Um casal é considerado infértil se não consegue obter gravidez após um ano de casamento, com freqüência de pelo menos três relações sexuais ao mes,sem uso de métodos anticoncepcionais.
           
As causas de infertilidade estão relacionadas ao fator masculino em 30% dos casos, ao fator feminino em 30% dos casos, em ambos em 30% dos casos, e sem causa aparente em 10% dos casos.
           
As causas mais comuns de infertilidade do fator masculino são as varizes escrotais (Varicocele), as infecções,os distúrbios hormonais, os fatores imunológicos e as azoospermias (ausência de espermatozóides). No fator feminino, as causas mais comuns são os problemas das trompas (fator tubáreo), alterações ovulatórias, alterações hormonais, infeções e endometriose.
           
Ao conjunto de técnicas utilizadas para auxiliar o processo de obtenção de gravidez, foi dado o nome de Técnicas de Reprodução Assistida (TRA).
           
Entre essas técnicas estão incluídos os tratamentos hormonais, as cirurgias, as Inseminações Artificiais, a fertilização “In Vitro” (bebê de proveta) e suas técnicas complementares.
           
O tratamento hormonal corrige e estimula o ovulação,e as cirurgias corrigem as alterações anatômicas e patológicas.
           
A inseminação artificial consiste na colocação do sêmen preparado no laboratório, dentro do aparelho genital feminino.

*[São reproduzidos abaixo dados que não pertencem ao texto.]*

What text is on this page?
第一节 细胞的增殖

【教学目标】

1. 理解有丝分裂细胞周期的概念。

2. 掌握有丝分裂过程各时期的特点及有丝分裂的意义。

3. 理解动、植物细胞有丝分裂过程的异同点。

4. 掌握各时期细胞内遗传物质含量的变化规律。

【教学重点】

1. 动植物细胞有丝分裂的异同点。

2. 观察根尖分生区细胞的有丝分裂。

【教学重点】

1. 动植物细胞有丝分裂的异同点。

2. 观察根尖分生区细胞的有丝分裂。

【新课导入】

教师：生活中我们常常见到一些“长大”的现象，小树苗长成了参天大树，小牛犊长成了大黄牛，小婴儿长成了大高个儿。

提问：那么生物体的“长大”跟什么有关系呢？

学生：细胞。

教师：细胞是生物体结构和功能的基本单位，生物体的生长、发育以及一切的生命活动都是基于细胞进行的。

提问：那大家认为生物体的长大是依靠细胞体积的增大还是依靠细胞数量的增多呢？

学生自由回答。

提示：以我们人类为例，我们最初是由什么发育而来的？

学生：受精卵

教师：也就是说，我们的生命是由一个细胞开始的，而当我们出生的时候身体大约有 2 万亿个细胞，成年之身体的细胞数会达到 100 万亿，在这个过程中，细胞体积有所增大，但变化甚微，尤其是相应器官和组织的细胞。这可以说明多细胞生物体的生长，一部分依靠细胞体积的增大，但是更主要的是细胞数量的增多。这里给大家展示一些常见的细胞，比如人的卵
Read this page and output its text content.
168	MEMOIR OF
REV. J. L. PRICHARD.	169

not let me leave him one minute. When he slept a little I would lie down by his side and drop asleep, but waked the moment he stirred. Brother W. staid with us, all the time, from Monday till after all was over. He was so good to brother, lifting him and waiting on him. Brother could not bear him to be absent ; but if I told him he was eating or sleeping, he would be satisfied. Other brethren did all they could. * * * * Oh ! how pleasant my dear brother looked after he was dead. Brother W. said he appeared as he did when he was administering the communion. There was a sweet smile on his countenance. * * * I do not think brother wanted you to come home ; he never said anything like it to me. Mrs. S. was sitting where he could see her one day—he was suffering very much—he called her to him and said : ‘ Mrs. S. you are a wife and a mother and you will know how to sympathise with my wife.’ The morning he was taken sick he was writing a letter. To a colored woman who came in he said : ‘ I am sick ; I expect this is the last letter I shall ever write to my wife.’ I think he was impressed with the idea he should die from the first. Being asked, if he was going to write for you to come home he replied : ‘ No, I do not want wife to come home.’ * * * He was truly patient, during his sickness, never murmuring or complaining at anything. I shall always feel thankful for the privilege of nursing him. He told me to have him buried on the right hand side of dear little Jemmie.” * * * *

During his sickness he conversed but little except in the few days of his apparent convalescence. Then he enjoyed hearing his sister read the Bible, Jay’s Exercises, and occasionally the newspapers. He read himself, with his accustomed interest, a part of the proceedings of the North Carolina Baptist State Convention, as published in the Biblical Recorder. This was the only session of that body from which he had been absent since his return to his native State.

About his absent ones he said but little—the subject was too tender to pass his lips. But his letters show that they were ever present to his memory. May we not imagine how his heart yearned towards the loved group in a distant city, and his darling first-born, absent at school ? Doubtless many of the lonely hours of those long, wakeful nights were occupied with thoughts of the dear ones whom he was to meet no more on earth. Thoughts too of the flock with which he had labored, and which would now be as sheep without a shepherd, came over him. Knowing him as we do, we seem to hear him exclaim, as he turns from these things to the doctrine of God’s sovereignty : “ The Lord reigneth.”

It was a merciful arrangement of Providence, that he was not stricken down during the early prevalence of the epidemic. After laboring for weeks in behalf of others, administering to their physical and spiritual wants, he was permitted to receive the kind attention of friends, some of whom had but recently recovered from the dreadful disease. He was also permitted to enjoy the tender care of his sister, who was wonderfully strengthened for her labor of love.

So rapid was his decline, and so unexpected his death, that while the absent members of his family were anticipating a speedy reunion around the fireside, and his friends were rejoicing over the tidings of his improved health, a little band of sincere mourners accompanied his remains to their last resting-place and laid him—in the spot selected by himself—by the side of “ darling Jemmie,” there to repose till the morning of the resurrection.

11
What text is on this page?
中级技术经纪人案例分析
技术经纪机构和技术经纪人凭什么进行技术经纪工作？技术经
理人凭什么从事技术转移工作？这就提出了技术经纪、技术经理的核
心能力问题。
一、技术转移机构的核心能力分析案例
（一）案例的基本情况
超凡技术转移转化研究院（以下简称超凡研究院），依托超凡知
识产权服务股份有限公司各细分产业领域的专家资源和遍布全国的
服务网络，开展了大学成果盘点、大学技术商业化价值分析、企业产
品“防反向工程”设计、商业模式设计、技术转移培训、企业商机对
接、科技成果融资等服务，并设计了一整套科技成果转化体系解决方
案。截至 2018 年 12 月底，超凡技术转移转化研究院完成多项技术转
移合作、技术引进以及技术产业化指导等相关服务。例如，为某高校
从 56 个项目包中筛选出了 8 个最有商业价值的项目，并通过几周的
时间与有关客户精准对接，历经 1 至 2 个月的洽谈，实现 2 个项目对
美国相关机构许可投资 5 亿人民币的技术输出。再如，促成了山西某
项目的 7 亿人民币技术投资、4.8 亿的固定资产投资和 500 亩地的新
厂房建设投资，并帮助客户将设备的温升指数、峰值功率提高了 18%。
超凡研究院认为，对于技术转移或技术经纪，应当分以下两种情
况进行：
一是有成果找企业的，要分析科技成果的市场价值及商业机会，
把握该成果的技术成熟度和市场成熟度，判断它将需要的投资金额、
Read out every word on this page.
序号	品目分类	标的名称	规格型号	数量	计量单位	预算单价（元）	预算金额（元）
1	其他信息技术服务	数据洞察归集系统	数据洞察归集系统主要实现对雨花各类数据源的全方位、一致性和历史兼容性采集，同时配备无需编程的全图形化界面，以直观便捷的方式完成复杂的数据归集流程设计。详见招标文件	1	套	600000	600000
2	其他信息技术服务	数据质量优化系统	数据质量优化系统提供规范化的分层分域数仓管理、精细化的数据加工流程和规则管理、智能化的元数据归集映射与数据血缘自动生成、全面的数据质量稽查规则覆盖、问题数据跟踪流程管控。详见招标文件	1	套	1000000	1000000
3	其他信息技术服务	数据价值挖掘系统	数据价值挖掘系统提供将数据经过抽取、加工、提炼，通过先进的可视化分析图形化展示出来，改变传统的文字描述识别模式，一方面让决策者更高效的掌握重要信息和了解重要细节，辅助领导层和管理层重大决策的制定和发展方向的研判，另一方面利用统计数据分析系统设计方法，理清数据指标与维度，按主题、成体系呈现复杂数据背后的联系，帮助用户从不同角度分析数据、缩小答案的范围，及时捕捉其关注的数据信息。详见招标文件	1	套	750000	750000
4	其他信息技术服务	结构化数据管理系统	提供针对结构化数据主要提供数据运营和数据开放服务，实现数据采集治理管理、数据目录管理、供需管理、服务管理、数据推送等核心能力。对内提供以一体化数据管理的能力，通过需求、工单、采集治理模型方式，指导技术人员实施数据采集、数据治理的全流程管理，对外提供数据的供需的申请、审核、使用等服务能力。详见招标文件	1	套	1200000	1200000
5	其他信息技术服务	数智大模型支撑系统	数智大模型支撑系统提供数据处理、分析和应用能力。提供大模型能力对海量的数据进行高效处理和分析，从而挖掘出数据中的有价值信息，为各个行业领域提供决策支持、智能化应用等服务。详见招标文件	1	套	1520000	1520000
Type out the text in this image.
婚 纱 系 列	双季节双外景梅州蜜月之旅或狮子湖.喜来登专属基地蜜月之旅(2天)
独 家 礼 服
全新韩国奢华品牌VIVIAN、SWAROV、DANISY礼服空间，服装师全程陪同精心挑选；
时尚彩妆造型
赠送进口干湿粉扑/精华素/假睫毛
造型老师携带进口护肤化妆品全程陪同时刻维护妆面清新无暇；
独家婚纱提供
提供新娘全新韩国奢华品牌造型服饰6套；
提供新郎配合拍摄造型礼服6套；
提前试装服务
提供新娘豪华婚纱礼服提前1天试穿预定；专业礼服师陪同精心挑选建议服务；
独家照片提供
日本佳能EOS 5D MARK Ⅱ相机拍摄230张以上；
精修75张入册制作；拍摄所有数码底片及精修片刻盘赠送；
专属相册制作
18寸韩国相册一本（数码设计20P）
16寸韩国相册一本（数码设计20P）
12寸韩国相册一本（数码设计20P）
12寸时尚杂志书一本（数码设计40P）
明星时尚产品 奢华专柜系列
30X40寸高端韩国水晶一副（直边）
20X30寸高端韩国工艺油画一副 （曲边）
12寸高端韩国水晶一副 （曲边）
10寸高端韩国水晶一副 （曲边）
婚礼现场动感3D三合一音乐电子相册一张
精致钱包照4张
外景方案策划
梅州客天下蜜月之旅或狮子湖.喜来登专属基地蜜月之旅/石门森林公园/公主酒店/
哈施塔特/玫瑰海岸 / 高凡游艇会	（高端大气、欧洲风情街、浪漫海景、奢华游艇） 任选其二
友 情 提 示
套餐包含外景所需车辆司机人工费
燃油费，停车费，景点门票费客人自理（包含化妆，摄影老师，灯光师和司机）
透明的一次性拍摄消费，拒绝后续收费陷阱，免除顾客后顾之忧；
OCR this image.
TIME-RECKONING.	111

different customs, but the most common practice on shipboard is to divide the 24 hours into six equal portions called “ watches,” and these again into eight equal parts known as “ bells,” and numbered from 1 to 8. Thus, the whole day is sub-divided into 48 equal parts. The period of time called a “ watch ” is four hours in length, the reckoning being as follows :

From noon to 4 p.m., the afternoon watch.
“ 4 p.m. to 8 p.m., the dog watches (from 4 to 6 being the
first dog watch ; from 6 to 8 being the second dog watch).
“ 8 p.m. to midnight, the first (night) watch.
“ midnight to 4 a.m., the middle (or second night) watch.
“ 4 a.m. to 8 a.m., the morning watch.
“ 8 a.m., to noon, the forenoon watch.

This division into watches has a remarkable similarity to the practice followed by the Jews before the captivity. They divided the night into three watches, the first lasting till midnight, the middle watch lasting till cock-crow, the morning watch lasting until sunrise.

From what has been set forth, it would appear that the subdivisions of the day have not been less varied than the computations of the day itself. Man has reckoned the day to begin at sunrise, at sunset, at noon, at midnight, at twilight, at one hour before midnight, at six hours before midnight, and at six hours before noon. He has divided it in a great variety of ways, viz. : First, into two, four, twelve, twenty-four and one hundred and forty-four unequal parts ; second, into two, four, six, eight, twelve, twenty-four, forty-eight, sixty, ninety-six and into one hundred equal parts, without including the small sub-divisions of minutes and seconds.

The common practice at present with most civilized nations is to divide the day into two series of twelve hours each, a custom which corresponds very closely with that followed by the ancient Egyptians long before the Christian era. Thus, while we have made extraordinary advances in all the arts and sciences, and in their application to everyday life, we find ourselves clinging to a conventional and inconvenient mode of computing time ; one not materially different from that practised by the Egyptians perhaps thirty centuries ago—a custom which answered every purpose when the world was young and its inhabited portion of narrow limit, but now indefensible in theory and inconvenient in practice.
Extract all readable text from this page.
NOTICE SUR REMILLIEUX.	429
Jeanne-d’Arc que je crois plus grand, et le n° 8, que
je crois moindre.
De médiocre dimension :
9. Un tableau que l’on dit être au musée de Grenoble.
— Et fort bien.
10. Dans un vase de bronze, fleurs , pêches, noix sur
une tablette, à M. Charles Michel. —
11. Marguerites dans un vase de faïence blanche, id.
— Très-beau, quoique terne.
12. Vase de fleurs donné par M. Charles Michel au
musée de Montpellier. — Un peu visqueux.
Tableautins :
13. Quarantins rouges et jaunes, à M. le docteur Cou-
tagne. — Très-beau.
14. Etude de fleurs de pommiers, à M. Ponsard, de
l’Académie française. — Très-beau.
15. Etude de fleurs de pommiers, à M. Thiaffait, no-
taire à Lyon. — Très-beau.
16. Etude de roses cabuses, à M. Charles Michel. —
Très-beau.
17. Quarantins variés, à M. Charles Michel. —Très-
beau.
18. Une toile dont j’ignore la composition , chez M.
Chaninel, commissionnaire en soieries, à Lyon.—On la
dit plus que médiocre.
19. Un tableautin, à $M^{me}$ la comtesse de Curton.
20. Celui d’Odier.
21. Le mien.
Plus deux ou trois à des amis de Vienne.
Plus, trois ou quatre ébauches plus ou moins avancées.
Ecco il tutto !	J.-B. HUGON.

O nome de cada técnica é dado em função do local onde se colocam os espermatozóides. Assim podemos ter inseminação intra-vaginal (na vagina), intra-cervical (no colo do útero), intra-uterina (dentro do útero), intra-tubárea (na trompa) e etc.
           
No bebê de proveta, a mulher recebe hormônios para estimulação da ovulação. Quando esses óvulos estão “maduros” são coletados através do ultra-som, e levados ao laboratório, Depois de contados e classificados são colocados em contato com o sêmen preparado no laboratório e permanecem na estufa em ambiente semelhante ao encontrado no corpo materno (temperatura, umidade, escuridão) em meio de cultura semelhante ao encontrado nas trompas. No dia seguinte verifica-se se houve a fertilização, e no segundo dia os embriões formados são transferidos ao útero.
           
Existem técnicas que auxiliam todas as fases do processo, entre elas as técnicas de micromanipulação onde se injeta um único espermatozóide em cada óvulo para se obter gravidez.
           
Cerca de doze dias depois verifica-se a presença de gravidez através de um exame de sangue e 30 dias depois é possível visualizar a gravidez inicial.
           
A gravidez é igual a qualquer outra, com os mesmos sintomas e o parto também é igual a qualquer outro.
           
Esses tratamentos custam de mil a cinco mil reais em média e como os convênios não cobrem esses tratamentos, os pagamentos são facilitados para que os pacientes possam fazer mais de uma tentativa de tratamento.
           
As chances de sucesso variam com a técnica utilizada, e podem chegar a 40% por tentativa de tratamento.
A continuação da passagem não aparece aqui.